This isn’t a good start. I was determined that everything on this site was going to be about Chelsea, but something caught my beady eye this morning and I just had to let off a little steam.
I promise you it’s Chelsea related though, albeit somewhat tenuously and with a generous dollop of Blue.
Does anyone pay attention to what Sepp Blatter has to say about the state of football these days? I bet you do, because like so many retired football referees these days – I’ll save that gem for another day – he likes to make the news about himself, rather than the football.
Well, Sepp, the chickens have come home to roost, so to speak, but more on this later. In the meantime, let’s do a quick run-down of the controversy surrounding this bastion of the game we all love, shall we?
Blatter was elected to the presidency of Fifa in 1998, but it didn’t pass as smoothly as I’m sure he would have liked because his election was surrounded by allegations that no less than 20 leading figures in football had accepted a gift of $50,000 (in envelopes no less) to smooth the path of Blatter’s accession to the presidency ahead of the incumbent, Lennart Johansson, running, somewhat ironically with hindsight, as the ‘honesty’ candidate.
Naturally Johansson dared suggest that there should be an investigation, but with Blatter in place and the autocracy now complete, it was refused. These allegations, incidentally, were published in a book that Blatter tried to ban.
In 2002, on the eve of Blatter’s re-election, a report was handed to Fifa executive committee by the then general secretary, Michel Zen-Ruffinen, accusing Blatter of systematically mismanaging the football world’s governing body by deception, illegal payments, statute violation and ‘cronysim’ since becoming elected in 1998. Zen-Ruffinen gave Blatter a week to respond or the matter would be in the hands of the Swiss authorities.
No further investigation was carried out, and Blatter was re-elected in late May 2002, surrounded by further allegations of bribes, this time to the African members of the federation.
At the 2006 World Cup final, Blatter’s absence from the prize podium was noted and widely criticised by the world’s sporting media. At the time it was suggested he’d gone into a sulk because Italy won instead of France. Bless.
Since 2007 Blatter has consistently and regularly referred to the English Premier League, the most popular league in the world, as one of the major problems in football. Additionally, as if he wasn’t already power-crazed, he’s also tried to directly change EU employment law by introducing quotas on foreign players. Oh, and back in 2004, Blatter was responsible for the implementation of bookings for player who remove their shirts during goal celebrations.
Should we talk about the Gael Kakuta fiasco? No, probably not, we’ve embarrassed the man enough already. I’m looking forward to that one being thrown back in the face of Fifa, as it most surely will, because in the Court for Arbitration in Sport we have an independent adjudicator, and that’s just not the rules that Blatter likes to play by.

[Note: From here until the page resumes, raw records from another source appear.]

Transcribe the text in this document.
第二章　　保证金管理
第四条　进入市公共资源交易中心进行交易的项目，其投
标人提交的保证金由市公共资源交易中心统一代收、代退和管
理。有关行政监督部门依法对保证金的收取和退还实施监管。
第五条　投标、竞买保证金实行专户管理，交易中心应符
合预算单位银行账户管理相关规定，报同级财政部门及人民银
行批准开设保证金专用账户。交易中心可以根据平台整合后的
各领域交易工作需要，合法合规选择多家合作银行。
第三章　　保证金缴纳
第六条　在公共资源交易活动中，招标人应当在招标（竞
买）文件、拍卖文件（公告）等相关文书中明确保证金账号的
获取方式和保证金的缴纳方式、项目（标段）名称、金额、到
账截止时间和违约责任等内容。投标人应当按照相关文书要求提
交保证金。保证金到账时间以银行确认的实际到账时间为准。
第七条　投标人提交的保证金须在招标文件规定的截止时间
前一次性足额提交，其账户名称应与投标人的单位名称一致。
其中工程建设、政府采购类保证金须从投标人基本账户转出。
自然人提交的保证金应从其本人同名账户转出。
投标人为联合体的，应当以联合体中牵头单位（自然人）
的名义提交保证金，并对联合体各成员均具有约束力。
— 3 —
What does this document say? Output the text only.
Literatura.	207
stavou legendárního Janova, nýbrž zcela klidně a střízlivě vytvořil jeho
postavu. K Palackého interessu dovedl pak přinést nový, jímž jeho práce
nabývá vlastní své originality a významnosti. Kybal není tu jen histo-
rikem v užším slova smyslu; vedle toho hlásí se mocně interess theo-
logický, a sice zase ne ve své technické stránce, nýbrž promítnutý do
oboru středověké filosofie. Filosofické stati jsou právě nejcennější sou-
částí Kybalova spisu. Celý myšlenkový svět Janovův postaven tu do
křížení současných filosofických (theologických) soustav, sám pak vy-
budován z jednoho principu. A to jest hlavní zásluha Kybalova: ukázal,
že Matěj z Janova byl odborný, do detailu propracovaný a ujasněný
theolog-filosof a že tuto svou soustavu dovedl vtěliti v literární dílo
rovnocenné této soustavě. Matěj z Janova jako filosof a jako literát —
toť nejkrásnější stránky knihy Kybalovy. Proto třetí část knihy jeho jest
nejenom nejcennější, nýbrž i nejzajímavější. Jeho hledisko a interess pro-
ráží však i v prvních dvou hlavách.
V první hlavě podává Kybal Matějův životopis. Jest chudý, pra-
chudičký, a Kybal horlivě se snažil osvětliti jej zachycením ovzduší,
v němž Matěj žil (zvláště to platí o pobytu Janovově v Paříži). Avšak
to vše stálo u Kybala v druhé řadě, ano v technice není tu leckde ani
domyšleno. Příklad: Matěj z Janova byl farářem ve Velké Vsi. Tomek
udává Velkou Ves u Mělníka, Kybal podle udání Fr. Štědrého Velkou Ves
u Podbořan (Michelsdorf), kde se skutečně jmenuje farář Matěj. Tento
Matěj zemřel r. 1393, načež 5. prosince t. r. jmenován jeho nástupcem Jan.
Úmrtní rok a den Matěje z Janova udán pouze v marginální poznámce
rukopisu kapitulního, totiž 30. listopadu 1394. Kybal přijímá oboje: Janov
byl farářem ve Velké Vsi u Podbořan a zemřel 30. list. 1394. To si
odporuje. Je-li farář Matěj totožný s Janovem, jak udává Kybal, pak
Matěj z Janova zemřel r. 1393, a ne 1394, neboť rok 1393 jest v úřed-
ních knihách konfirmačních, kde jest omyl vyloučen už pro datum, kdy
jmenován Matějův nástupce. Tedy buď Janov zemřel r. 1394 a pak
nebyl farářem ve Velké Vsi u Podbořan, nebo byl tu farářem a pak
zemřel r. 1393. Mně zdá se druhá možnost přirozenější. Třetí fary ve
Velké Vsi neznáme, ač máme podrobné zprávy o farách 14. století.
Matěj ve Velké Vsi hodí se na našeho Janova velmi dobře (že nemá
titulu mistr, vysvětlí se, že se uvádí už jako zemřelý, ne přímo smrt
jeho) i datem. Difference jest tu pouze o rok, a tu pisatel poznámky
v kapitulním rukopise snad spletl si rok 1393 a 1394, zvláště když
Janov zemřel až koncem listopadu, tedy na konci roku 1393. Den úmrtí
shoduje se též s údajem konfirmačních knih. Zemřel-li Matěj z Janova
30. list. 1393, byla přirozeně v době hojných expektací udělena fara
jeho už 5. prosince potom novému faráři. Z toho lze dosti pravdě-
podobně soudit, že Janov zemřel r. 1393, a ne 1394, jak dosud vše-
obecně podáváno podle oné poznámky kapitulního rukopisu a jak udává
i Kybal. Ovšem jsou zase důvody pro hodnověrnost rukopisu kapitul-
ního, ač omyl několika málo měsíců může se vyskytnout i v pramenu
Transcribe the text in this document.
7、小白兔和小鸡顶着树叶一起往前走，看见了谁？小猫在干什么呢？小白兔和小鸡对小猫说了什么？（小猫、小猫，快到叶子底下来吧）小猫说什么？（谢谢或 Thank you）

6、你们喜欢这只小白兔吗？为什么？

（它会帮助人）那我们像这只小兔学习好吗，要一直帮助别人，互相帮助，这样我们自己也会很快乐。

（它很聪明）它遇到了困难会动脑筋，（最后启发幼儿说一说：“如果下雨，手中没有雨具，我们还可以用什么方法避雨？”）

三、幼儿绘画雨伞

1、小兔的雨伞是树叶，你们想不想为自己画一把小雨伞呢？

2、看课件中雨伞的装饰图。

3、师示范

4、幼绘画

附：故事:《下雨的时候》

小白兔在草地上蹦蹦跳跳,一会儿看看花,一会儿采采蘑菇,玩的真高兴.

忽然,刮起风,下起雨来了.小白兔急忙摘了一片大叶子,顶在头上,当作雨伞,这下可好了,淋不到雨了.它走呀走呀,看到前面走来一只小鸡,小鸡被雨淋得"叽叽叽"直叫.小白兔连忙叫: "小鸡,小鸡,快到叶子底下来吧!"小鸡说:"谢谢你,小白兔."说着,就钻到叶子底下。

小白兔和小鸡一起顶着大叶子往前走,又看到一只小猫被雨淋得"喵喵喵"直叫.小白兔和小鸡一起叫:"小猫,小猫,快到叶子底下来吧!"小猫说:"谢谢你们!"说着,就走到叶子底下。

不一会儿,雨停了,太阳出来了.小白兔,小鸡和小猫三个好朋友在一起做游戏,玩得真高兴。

Oh, why not, just one more.
So what caught my eye? This month it’s emerged that a very lucrative ticketing contract for next year’s World Cup has been awarded to a company called MATCH Hospitality, a company partly owned by a Swiss-based marketing company, Infront Sports & Media. The president and CEO of said marketing company is one Phillipe Blatter, son of Sepp.
Okay, so why the rant? Simple really. The News of the World and the Daily Mail are carrying out a thinly veiled yet systematic attempt to remove John Terry from the captaincy of England in favour of Wayne Rooney, largely because they seem to think that Terry has such low moral standards he shouldn’t be leading the nation’s team into the biggest football competition in the world.
It was the Mail, among others, who raised questions about Blatter back in 2002 yet they let it drop so very quickly. I find it ironic that so much evidence, and I use that term in the form they’d like us to swallow every time we read about football players in their papers, is stacked up against one man, yet he continues to be the leader of world football with abandon.
Just for once, I’d like the newspapers in this country to get on the side of the fans and go after a man who claims that what he does is in the interest of the game, yet all evidence points to the contrary. The News of the World can stop door-stepping Harry Redknapp the way they have for the last few years, and the Mail can direct it’s bitter ire elsewhere. Wouldn’t that be nice?
We all know it’s not going to happen though, and Blatter and his aforementioned cronies will continue to rule the roost, regardless of how many chickens come home.